There is a real requirement to provide an annual report on how the agency has exercised its functions and to prepare a detailed statement of accounts in respect of that financial year. The Secretary of State must lay both before Parliament and if, for whatever reason, the Secretary of State considers it appropriate, she can require the Homes and Communities Agency to provide any other information she requests about the exercise and its functions.
A short time ago we agreed that clause 49, entitled “Directions by the Secretary of State”, would stand part of the Bill. Again, the Secretary of State can direct what information is required. The new clause sets out a number of specific areas that the report must cover. However, I reiterate that it is quite unnecessary because the strong expectation is that the agency will cover each and every one of those areas in its report without the need to spell them out in the Bill. It is that dreaded principle again. Indeed, specifying particular areas—as the debate we have had about the list principle shows—risks the omission of others.
The provision is deliberately unspecific in order to allow maximum flexibility and to enable the agency to respond to changing circumstances, such as those that have been mentioned—housing market renewal and the Thames Gateway. The detail of what we would expect reports to cover would be set out in the tasking framework for the agency. As I have said before, the tasking framework is an administrative tool that will set out many of Ministers’ expectations regarding the way in which the Homes and Communities Agency will conduct itself.

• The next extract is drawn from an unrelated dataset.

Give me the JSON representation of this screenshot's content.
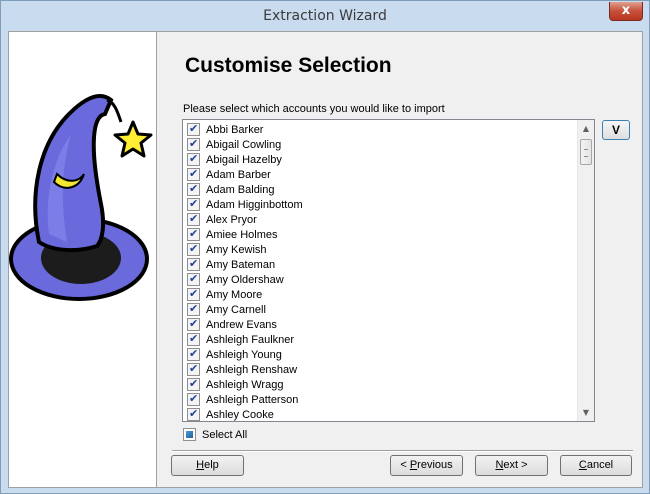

Although I understand the view of the hon. Member for North-East Bedfordshire and accept that he is sincere, I strongly urge the Committee to agree that the new clause is not necessary and I ask that it be withdrawn.
Alistair Burt: In view of the reassurances that the hon. Gentleman has given about his intentions for the agency report—that it will cover the matters that we have raised—and the generosity of his remarks and because my mood is very high owing to the very kind reference to my wife made by the chairman and the fact that Bury dispatched Norwich 2-1 in the cup the other night and because I have got a nice apple sitting here, the ley lines coming through the Committee at the moment mean that I shall model this withdrawal on previous withdrawals. I beg to ask leave to withdraw the motion.
Motion and clause, by leave, withdrawn.